# Pfadkontur füllen



## supernuss (26. Mai 2004)

Schönen guten Tag!
Hat jemand eine Ahnung, wie ich angeben kann von welcher Richtung aus Photoshop meinen Pfad füllen soll? Ich möchte nämlich meinen Pfad (nicht geschlossen) mit einer verblassenden Werkzeugspitze füllen, allerdings füllt er sie mir immer von der falschen Seite! Danke im Voraus
MfG Simon


----------



## Philip Kurz (26. Mai 2004)

Hi supernuss.
Das kannst du leider nicht beeinflussen. Aber du könntest per Maske eine Kontur langsam verblassen lassen.

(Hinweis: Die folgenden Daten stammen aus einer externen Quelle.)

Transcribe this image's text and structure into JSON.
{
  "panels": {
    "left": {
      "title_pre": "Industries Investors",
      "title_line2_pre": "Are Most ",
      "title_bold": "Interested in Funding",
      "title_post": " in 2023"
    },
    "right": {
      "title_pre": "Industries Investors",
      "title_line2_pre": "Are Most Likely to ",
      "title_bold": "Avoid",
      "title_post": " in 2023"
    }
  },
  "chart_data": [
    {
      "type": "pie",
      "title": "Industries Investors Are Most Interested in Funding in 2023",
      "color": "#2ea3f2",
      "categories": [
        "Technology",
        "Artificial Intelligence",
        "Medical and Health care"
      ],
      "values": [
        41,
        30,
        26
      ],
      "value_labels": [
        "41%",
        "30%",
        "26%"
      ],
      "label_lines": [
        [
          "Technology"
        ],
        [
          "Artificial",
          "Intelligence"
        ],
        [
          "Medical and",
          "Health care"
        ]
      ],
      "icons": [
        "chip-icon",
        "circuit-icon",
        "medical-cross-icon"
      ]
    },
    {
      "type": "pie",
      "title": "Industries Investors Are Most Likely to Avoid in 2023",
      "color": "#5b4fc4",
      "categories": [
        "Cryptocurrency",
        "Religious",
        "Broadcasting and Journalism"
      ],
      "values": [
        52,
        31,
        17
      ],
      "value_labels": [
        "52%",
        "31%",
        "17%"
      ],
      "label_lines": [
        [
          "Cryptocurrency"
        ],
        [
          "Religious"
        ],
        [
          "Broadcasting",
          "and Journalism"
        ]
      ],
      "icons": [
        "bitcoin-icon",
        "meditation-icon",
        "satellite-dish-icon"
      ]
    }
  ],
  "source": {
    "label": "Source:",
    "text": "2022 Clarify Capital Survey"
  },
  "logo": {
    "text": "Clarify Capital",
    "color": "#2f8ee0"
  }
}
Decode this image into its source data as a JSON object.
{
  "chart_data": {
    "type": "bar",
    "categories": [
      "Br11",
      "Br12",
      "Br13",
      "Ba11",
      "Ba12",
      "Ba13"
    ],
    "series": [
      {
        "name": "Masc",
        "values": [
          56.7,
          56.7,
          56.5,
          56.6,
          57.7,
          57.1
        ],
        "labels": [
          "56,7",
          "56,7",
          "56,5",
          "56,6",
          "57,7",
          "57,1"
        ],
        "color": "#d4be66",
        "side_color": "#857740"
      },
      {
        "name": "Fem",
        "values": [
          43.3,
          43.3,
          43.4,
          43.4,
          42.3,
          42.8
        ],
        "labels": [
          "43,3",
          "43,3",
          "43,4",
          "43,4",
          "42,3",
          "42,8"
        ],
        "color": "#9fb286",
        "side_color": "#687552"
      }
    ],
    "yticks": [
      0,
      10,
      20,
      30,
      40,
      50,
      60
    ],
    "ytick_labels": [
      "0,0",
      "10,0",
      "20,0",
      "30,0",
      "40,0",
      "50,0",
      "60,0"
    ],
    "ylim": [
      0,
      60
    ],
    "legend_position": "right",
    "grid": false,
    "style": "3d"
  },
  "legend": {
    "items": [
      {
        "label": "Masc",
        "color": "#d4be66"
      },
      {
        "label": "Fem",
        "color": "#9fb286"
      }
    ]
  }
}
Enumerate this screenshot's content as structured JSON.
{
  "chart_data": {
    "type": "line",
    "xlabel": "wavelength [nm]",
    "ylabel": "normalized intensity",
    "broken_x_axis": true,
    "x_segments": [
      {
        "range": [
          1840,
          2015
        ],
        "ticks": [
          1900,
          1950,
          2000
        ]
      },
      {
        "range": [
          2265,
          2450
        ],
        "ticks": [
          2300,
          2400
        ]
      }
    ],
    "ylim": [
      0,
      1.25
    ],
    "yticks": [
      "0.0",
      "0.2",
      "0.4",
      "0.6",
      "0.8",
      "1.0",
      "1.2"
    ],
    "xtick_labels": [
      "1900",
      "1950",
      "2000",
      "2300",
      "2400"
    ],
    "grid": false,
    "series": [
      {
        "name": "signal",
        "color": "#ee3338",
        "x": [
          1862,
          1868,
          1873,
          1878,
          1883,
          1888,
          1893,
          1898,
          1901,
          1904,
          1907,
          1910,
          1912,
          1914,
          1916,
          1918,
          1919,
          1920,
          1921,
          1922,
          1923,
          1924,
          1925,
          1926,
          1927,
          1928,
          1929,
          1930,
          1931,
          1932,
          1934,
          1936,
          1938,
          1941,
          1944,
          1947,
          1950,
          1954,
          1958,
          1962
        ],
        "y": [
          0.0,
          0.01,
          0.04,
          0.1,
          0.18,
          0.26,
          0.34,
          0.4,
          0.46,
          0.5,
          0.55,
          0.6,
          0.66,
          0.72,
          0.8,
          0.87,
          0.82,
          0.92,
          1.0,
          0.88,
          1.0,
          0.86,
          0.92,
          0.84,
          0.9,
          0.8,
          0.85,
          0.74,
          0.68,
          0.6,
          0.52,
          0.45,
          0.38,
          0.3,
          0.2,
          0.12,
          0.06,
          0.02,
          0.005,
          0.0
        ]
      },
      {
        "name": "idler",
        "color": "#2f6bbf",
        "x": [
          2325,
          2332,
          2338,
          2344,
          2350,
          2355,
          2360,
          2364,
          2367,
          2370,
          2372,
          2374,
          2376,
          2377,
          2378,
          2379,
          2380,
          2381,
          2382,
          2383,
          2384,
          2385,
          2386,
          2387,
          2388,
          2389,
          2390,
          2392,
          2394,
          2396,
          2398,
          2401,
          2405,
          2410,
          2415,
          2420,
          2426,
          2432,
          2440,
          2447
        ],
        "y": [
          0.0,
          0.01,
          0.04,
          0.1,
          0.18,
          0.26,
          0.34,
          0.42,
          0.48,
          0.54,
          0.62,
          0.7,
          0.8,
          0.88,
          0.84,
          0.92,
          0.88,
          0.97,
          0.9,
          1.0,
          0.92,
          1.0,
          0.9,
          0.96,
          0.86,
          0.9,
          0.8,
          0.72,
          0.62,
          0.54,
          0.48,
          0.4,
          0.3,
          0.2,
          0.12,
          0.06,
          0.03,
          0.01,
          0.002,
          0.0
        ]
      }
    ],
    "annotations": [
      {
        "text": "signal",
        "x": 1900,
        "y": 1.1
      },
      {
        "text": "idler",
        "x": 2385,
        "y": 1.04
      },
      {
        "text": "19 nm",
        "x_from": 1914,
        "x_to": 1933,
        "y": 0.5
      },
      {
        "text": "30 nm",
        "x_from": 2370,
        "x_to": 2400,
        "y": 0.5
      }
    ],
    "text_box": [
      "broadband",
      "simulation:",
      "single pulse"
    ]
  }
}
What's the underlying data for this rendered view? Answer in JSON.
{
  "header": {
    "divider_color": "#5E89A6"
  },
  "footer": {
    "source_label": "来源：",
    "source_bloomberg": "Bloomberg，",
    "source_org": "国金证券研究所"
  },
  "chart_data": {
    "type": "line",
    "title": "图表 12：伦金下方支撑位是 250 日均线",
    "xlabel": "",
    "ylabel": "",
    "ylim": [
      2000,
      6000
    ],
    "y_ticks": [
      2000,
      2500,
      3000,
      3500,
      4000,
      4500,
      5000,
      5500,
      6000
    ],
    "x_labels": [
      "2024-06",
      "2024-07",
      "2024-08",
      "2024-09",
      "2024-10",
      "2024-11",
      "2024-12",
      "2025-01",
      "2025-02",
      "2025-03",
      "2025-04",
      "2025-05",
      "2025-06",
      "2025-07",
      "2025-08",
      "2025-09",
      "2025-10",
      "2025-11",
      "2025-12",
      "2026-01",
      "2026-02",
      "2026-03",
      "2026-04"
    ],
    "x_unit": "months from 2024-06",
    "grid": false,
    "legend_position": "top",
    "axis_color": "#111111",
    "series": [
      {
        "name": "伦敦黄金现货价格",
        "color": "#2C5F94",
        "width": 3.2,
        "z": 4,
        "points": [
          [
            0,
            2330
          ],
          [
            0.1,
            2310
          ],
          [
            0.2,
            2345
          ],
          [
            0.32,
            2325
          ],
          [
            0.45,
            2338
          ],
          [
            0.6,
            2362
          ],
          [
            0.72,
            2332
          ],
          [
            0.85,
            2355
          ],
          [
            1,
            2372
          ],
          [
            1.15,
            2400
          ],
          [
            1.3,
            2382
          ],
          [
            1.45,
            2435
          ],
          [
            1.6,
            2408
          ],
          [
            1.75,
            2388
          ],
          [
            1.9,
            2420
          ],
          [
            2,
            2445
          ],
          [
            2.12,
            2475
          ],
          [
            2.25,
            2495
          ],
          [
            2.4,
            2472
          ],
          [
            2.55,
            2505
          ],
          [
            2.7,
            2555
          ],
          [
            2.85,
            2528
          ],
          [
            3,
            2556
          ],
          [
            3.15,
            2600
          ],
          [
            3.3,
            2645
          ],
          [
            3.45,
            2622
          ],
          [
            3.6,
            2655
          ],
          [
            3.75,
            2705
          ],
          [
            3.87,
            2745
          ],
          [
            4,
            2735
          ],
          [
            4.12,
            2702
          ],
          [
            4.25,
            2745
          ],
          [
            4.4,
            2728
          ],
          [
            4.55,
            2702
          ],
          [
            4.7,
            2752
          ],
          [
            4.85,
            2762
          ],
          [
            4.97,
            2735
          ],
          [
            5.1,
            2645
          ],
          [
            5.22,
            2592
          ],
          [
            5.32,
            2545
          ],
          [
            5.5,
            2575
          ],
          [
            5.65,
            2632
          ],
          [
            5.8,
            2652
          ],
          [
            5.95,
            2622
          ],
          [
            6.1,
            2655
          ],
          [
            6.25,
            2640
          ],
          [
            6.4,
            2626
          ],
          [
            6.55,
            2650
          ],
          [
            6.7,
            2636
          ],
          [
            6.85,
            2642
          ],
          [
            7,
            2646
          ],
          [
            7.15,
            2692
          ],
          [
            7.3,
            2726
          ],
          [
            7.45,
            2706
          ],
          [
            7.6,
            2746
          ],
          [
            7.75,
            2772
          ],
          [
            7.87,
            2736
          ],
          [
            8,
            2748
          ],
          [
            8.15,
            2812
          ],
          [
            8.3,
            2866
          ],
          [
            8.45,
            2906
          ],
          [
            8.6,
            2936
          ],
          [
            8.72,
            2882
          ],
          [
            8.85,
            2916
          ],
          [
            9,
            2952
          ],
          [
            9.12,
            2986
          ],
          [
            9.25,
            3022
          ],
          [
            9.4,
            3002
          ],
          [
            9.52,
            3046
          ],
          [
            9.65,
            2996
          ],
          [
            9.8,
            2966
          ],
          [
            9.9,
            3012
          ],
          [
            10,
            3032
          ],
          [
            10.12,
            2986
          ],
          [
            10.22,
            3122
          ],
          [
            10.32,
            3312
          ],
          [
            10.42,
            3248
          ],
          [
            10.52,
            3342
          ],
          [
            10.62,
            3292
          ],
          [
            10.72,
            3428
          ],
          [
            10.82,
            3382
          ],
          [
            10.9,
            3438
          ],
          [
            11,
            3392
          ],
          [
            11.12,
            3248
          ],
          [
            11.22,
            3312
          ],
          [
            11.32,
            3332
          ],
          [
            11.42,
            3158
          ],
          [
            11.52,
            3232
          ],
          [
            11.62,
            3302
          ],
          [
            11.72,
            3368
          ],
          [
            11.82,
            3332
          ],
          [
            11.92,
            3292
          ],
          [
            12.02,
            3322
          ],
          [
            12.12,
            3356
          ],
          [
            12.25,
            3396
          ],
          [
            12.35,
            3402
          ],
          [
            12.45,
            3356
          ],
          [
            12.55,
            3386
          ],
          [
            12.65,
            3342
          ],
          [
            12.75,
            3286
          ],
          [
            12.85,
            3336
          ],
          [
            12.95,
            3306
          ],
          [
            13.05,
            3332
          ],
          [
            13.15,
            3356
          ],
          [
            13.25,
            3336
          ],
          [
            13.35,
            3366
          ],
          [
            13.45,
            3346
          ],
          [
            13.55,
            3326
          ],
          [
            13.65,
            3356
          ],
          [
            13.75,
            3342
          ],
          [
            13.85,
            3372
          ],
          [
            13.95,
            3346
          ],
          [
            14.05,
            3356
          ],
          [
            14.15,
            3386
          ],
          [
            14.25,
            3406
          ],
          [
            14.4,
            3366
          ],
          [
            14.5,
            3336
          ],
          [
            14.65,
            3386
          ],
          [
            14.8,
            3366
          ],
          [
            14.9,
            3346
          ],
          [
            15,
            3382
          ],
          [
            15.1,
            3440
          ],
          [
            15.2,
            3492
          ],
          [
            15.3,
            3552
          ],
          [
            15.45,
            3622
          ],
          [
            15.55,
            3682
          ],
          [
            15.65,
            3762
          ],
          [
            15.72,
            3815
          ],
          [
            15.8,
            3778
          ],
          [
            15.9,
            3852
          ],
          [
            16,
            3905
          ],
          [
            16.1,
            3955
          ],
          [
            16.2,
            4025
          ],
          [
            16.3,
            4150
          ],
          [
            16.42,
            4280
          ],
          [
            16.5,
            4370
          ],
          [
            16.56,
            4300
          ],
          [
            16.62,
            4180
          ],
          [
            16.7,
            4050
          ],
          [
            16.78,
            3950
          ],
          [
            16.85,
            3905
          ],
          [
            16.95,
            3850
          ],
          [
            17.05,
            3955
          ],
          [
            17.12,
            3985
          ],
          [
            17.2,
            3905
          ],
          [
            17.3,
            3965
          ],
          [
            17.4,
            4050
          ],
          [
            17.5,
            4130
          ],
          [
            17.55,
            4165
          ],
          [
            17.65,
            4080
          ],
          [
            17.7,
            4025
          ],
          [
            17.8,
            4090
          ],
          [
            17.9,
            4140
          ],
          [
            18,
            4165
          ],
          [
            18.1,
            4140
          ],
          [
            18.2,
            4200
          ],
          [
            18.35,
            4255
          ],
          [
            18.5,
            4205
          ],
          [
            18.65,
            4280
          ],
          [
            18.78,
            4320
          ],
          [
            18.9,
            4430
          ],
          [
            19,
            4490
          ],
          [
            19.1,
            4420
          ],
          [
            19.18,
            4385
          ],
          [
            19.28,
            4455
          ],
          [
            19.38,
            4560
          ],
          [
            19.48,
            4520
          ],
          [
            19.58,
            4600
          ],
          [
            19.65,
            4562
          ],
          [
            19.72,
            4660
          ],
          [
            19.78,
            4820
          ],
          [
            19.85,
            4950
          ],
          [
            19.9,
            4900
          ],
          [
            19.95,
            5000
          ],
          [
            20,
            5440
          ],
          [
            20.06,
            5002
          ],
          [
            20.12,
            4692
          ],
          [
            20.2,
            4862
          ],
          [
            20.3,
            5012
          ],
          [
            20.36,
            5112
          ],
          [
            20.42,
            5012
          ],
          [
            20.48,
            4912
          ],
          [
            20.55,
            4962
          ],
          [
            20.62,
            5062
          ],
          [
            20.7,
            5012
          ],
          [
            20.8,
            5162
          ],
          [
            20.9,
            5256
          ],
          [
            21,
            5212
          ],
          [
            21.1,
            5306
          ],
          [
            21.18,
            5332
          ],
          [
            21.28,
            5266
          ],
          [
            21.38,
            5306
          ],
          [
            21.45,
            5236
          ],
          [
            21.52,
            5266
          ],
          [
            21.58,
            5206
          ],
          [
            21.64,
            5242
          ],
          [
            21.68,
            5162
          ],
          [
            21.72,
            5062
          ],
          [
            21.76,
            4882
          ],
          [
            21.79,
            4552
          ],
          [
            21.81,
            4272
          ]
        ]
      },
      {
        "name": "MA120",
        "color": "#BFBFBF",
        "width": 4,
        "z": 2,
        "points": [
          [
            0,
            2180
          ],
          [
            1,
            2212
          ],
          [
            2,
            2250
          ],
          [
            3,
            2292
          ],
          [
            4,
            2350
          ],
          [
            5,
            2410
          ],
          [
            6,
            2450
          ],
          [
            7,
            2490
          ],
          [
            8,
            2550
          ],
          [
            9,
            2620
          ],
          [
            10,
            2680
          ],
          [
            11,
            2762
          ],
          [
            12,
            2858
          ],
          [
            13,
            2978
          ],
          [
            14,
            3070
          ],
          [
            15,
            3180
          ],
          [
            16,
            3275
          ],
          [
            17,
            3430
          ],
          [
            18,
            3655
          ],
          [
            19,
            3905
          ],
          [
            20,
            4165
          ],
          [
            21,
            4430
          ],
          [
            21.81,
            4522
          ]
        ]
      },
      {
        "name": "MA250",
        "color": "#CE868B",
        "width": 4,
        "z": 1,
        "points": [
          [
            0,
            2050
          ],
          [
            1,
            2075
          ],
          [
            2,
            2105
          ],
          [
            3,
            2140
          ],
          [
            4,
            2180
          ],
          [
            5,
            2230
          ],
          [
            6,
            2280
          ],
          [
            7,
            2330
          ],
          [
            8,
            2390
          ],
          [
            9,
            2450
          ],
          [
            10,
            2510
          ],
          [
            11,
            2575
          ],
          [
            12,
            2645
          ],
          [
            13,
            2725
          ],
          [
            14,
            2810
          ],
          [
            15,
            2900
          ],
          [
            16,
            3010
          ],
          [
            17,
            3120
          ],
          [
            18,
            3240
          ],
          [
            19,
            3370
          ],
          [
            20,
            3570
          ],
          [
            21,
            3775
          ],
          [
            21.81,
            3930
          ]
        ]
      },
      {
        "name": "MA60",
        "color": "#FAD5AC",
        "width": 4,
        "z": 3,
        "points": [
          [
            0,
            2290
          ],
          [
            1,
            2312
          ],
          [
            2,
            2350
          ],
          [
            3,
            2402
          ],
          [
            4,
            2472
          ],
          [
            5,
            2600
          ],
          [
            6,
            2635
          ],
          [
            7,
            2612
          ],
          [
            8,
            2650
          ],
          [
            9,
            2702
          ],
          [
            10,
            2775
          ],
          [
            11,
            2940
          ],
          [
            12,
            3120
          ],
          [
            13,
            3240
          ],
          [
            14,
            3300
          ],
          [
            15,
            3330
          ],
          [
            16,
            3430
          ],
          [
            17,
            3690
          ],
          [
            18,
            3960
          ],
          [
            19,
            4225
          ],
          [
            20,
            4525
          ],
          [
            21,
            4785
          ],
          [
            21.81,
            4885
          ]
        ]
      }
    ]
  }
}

Wäre eine Möglichkeit ...


----------



## da_Dj (26. Mai 2004)

Fällt mir nu auf die schnelle nichts ein, ausser das Bild zu drehen [Arbeitsfläche] sicher nicht die eleganteste Version, aber damit solltest du es hinbekommen.


----------



## Mythos007 (26. Mai 2004)

Wo ist das Problem? - zeichne den Pfad einfach von der anderen Seite aus...


----------



## supernuss (26. Mai 2004)

Hi, nachzeichnen ist so eine Sache, ist ein relativ langer, verschnörkelter Pfad, aber wenn es sonst keine Möglichkeit gibt, bleibt mir ja nichts anderes übrig! Trotzdem Danke.
MfG Simon


----------



## Philip Kurz (26. Mai 2004)

So meinte Mythos das bestimmt nicht  

Aber wie wäre es denn wenn du die Pfadkontur komplett füllst und dann erst später das Verblassen einbaust ...


----------